State troopers Jay Cullen and Burke Bates, killed in a chopper accident, on the other hand, were said to “exemplify the very best of America.” Trump used the opportunity to promise to spend more on policing: “We will spare no resource in fighting so that every American child can grow up free from violence and fear,” he said.
Some Republicans, including South Carolina Sen. Lindsey Graham, chose to be buoyed by Trump’s hollow statements. (“Well done, Mr.
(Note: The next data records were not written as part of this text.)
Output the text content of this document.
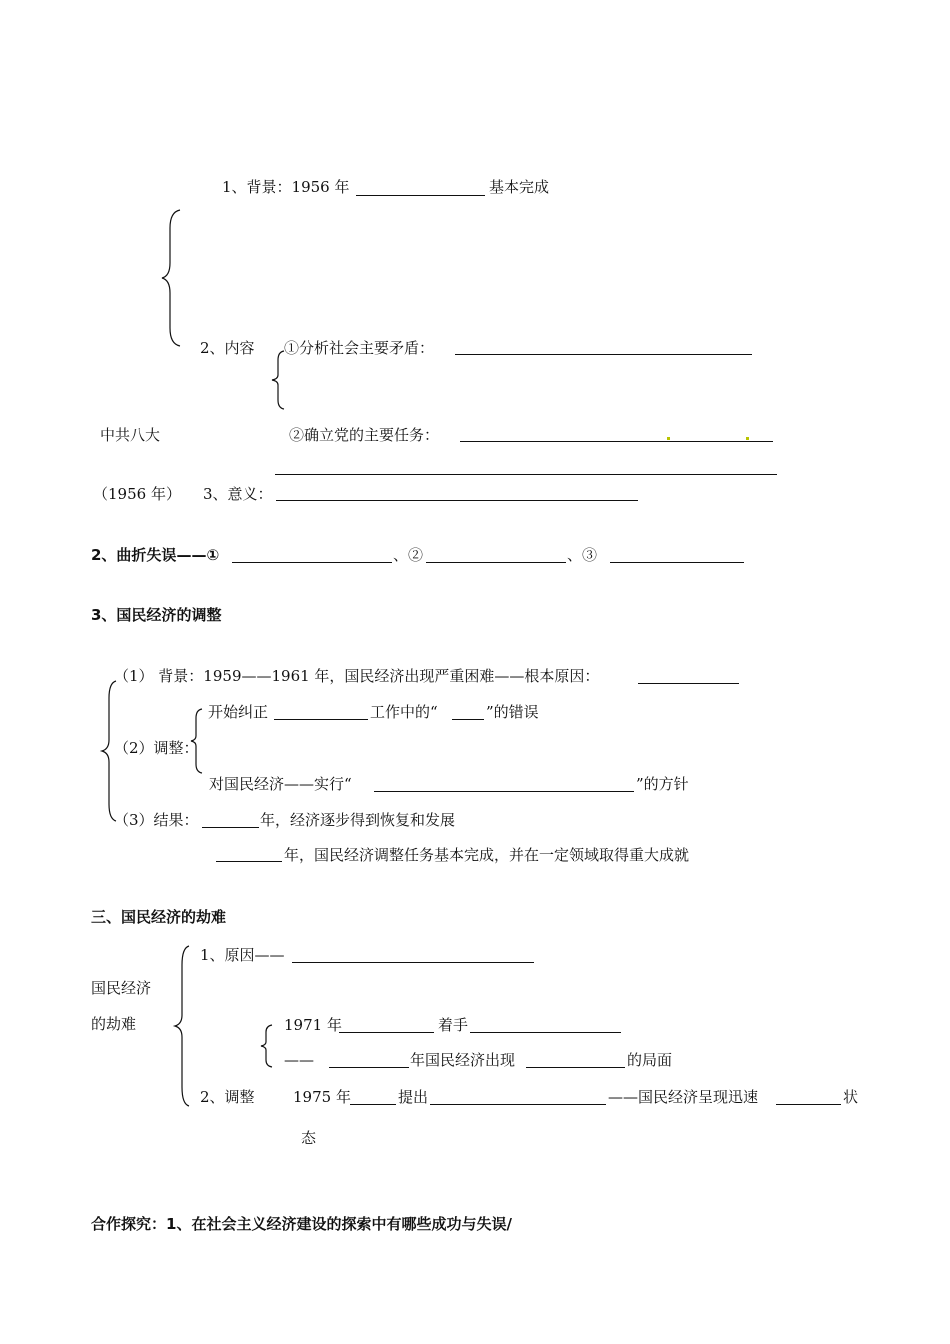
1、背景：1956 年	基本完成
2、内容 ①分析社会主要矛盾：
中共八大	②确立党的主要任务：
（1956 年） 3、意义：
2、曲折失误——①	、②	、③
3、国民经济的调整
（1） 背景：1959——1961 年，国民经济出现严重困难——根本原因：
开始纠正	工作中的“	”的错误
（2）调整：
对国民经济——实行“	”的方针
（3）结果：	年，经济逐步得到恢复和发展
年，国民经济调整任务基本完成，并在一定领域取得重大成就
三、国民经济的劫难
1、原因——
国民经济
的劫难	1971 年	着手
——	年国民经济出现	的局面
2、调整	1975 年	提出	——国民经济呈现迅速	状
态
合作探究：1、在社会主义经济建设的探索中有哪些成功与失误/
President,” Graham tweeted.) White supremacist leader Richard Spencer, the homophobic, misogynistic organizer of the “Unite the Right” rally, mocked it as “kumbaya nonsense”. Spencer understands Trumpspeak: “only a dumb person would take those lines seriously,” he said.
Trump’s signalling wasn’t over. Lest xenophobes fear he’d abandoned them, Trump floated the promise of a pardon for Joe Arpaio, the ex-Arizona sheriff found guilty two weeks ago of criminal contempt for defying a state judge’s order to stop traffic patrols targeting suspected undocumented immigrants. Anybody schooled in the bizarre semiotics of Trump would also see circular linkage between his first tweet of the day targeting Frazier, that birtherism lie and his last: “Feels good to be home after seven months, but the White House is very special, there is no place like it… and the U.S. is really my home!”
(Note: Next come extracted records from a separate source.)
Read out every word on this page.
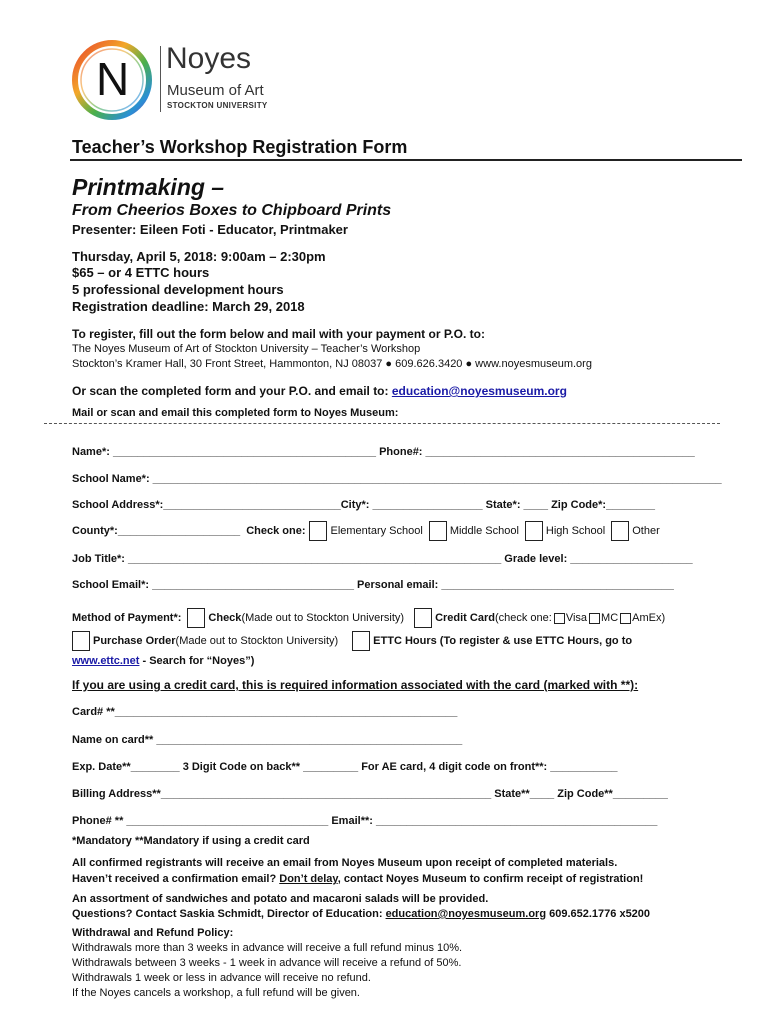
N Noyes
Museum of Art
STOCKTON UNIVERSITY
Teacher’s Workshop Registration Form
Printmaking –
From Cheerios Boxes to Chipboard Prints
Presenter: Eileen Foti - Educator, Printmaker
Thursday, April 5, 2018: 9:00am – 2:30pm
$65 – or 4 ETTC hours
5 professional development hours
Registration deadline: March 29, 2018
To register, fill out the form below and mail with your payment or P.O. to:
The Noyes Museum of Art of Stockton University – Teacher’s Workshop
Stockton’s Kramer Hall, 30 Front Street, Hammonton, NJ 08037 ● 609.626.3420 ● www.noyesmuseum.org
Or scan the completed form and your P.O. and email to: education@noyesmuseum.org
Mail or scan and email this completed form to Noyes Museum:
Name*: ___________________________________________ Phone#: ____________________________________________
School Name*: _____________________________________________________________________________________________
School Address*:_____________________________City*: __________________ State*: ____ Zip Code*:________
County*:____________________ Check one: Elementary School Middle School High School Other
Job Title*: _____________________________________________________________ Grade level: ____________________
School Email*: _________________________________ Personal email: ______________________________________
Method of Payment*: Check (Made out to Stockton University)	Credit Card (check one: Visa MC AmEx)
Purchase Order (Made out to Stockton University)	ETTC Hours (To register & use ETTC Hours, go to
www.ettc.net - Search for “Noyes”)
If you are using a credit card, this is required information associated with the card (marked with **):
Card# **________________________________________________________
Name on card** __________________________________________________
Exp. Date**________ 3 Digit Code on back** _________ For AE card, 4 digit code on front**: ___________
Billing Address**______________________________________________________ State**____ Zip Code**_________
Phone# ** _________________________________ Email**: ______________________________________________
*Mandatory **Mandatory if using a credit card
All confirmed registrants will receive an email from Noyes Museum upon receipt of completed materials.
Haven’t received a confirmation email? Don’t delay, contact Noyes Museum to confirm receipt of registration!
An assortment of sandwiches and potato and macaroni salads will be provided.
Questions? Contact Saskia Schmidt, Director of Education: education@noyesmuseum.org 609.652.1776 x5200
Withdrawal and Refund Policy:
Withdrawals more than 3 weeks in advance will receive a full refund minus 10%.
Withdrawals between 3 weeks - 1 week in advance will receive a refund of 50%.
Withdrawals 1 week or less in advance will receive no refund.
If the Noyes cancels a workshop, a full refund will be given.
In between, the president turned to Twitter to complain that his delayed repudiation of hate groups hadn’t met with more acclaim by the media, or, as he described them, “truly bad people,” a harsher descriptor than used to describe KKK or neo-Nazis: “Made additional remarks on Charlottesville and realize once again that the #Fake News Media will never be satisfied…truly bad people!”
On Tuesday morning, Trump retweeted, then deleted, a cartoon of a train mowing down a person with a CNN logo placed over their face, under the line: “Nothing can stop the Trump train!!” Three days after a car believed to be driven by a neo-Nazi, Trump supporter killed one and injured more than a dozen counter-protestors, the message was crystal clear: the president of the United States condoned the prospect of a CNN journalist trammelled by the “Trump train.”
By the time Trump stood to defend the “fine people on both sides” on Tuesday afternoon, we couldn’t pretend we hadn’t been warned.